Mwangi v. Wells Fargo Bank (In the Matter of Mwangi)

Citation:
Case No. 12-16087
Tag(s):
Ruling:
The Ninth Circuit panel determined, as a matter of law, that Wells Fargo Bank was not liable for sanctions for intentional violation of stay for placing a "temporary administrative pledge" on four bank accounts held by Debtor. The panel determined that the funds did not become exempt until they revested in the Debtors after expiration of the period set forth in Bankruptcy Rule 4003(b)(1), which is the later of 30 days after the 341 meeting of creditors, or 30 days after amendment to the exemption list or supplemental schedules are filed.

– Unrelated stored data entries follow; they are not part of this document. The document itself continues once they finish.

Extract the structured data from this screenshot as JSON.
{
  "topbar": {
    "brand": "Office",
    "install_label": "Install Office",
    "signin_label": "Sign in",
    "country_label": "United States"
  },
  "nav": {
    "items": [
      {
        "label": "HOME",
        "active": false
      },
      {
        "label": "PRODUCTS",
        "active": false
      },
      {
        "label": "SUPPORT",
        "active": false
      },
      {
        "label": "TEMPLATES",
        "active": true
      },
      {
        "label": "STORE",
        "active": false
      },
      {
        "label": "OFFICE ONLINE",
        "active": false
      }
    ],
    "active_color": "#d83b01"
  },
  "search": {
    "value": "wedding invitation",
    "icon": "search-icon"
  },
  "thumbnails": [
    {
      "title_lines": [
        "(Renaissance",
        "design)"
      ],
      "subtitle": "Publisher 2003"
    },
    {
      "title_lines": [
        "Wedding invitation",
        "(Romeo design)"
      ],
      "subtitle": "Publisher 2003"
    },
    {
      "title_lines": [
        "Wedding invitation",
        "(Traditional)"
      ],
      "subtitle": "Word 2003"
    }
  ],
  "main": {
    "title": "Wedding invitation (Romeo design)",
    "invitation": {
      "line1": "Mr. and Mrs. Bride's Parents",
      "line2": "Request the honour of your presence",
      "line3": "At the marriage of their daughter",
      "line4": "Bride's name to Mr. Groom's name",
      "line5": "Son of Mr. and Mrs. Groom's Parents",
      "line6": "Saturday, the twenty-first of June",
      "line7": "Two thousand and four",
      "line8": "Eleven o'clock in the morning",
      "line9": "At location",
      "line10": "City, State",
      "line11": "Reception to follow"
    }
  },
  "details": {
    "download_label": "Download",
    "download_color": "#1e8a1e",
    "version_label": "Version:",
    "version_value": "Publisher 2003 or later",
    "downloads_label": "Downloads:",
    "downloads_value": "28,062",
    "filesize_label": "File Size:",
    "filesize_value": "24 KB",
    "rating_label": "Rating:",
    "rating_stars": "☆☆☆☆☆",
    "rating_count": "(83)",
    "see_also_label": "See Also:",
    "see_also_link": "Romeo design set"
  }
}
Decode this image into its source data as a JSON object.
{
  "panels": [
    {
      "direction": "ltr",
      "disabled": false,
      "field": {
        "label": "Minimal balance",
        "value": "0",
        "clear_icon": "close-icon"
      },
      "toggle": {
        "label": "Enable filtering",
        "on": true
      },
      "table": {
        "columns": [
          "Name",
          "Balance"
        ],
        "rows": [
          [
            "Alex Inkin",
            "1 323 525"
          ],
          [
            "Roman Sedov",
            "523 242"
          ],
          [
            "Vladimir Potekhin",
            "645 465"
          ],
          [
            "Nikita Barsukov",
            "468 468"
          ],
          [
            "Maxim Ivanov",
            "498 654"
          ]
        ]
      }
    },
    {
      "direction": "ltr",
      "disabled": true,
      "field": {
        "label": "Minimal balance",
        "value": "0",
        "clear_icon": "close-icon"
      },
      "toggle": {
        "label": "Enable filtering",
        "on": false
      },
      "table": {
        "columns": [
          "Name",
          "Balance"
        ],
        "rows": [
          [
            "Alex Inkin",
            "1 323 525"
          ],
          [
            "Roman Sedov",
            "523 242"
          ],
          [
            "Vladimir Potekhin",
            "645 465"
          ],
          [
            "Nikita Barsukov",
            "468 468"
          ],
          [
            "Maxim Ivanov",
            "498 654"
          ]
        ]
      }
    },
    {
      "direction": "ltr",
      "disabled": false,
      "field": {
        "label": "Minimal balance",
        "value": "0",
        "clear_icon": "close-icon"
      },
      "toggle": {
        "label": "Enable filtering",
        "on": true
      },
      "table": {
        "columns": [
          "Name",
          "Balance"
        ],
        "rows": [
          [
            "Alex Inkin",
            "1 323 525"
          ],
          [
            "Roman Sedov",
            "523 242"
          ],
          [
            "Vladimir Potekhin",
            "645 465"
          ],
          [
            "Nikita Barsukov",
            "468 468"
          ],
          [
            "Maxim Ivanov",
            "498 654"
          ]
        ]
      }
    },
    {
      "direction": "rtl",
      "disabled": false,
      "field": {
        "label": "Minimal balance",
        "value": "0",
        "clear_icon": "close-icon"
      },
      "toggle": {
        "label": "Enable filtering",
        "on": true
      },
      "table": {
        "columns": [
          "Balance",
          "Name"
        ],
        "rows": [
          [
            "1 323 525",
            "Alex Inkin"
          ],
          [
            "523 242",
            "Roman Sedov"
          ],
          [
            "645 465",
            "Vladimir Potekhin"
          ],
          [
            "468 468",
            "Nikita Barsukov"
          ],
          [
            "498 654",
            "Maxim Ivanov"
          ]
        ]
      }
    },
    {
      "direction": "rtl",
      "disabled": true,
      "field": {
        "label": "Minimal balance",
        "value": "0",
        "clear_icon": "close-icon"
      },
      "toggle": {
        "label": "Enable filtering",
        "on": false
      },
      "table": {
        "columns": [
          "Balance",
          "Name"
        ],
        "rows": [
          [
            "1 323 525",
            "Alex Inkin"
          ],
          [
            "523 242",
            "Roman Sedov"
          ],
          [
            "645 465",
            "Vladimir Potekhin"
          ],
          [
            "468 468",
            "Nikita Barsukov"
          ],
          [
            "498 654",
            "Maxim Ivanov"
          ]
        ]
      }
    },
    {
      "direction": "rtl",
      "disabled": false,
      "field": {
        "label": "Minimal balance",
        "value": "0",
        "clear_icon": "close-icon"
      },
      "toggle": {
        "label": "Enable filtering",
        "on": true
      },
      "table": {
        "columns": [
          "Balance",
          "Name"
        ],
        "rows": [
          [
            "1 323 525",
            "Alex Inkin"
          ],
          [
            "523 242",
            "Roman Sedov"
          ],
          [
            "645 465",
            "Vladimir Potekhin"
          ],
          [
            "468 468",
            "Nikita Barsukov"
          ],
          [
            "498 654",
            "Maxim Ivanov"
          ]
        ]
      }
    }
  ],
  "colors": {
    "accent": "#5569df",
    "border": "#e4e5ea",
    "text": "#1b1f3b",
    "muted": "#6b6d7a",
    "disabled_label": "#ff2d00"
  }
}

In this case, the 341 hearing was held on September 18, 2009. So, from the petition date until October 19, 2009, the funds remained estate property. The panel held during this period "the Debtors had no right to possess or control the account funds"--thus, Debtors could not assert a plausible injury based on the administrative hold. The panel then determined the Debtors could not allege plausible injury based on the hold from October 19, 2009 moving forward because "the account funds passed out of the bankruptcy estate and revested in the Debtors on October 19, 2009." Thus, the funds were no longer estate property and not subject to the automatic stay.
Procedural context:
Ninth Circuit affirmed District Court affirmance of Bankruptcy Court's dismissal of class action adversary proceeding claiming Wells Fargo's routine administrative account hold in a Chapter 7 constituted willful violation of the automatic stay.
Facts:
Debtors filed a Chapter 7 petition on August 3, 2009. On the petition date, Debtors had four Wells Fargo accounts with a combined balance of approximately $17,000. While Wells Fargo held an unsecured claim of $52,000, it did not assert any setoff rights. Nevertheless, the bank placed a "temporary administrative pledge" (or hold) on the account funds after a routine computerized comparison of Chapter 7 filings against revealed the Debtor's Chapter 7 filing. Three days after the petition date, Wells Fargo sent a letter to the Chapter 7 trustee seeking instructions as to how Wells Fargo should handle the Funds, informing the trustee it believed the funds were estate property and it would maintain a hold on the account funds until it received instructions from the trustee, or until 31 days after the 341 meeting of creditors. On August 11, 2009, Debtors filed Amended Schedules listing the four accounts and claiming an exemption in 75% of the value of the funds under Nevada Revised Statute 21.090(1)(g), which provides an exemption for 75% of a debtor's disposable earnings. No party filed an objection to the exemption within the time frame set forth in Bankruptcy Rule 4003(b)(1). Relying on the exemption, Debtors' counsel contacted Wells Fargo and requested the hold be lifted because the Debtor claimed an exemption. Wells Fargo refused, prompting Debtors' counsel to move for sanctions under Sections 362(a)(3),(6) and (k), even before the 341 hearing. The bankruptcy court denied the motion and the Debtors appealed to the BAP, which reversed and remanded for a determination of whether Wells Fargo's retention of the account funds was reasonable and if Debtors suffered damages. On remand the bankruptcy court denied the motion (which was never appealed). The Debtors then filed an adversary class action asserting violations of Section 362(a)(3), which prohibits "any act to obtain possession of property of the estate or of property from the estate or to exercise control over property of the estate." The bankruptcy court granted Wells Fargo's motion to dismiss for failure to state a claim and the Debtors appealed to the District Court, which affirmed.
Judge(s):
Silverman, B.; Fletcher, W.; Bybee, J. Opinion by Judge Bybee.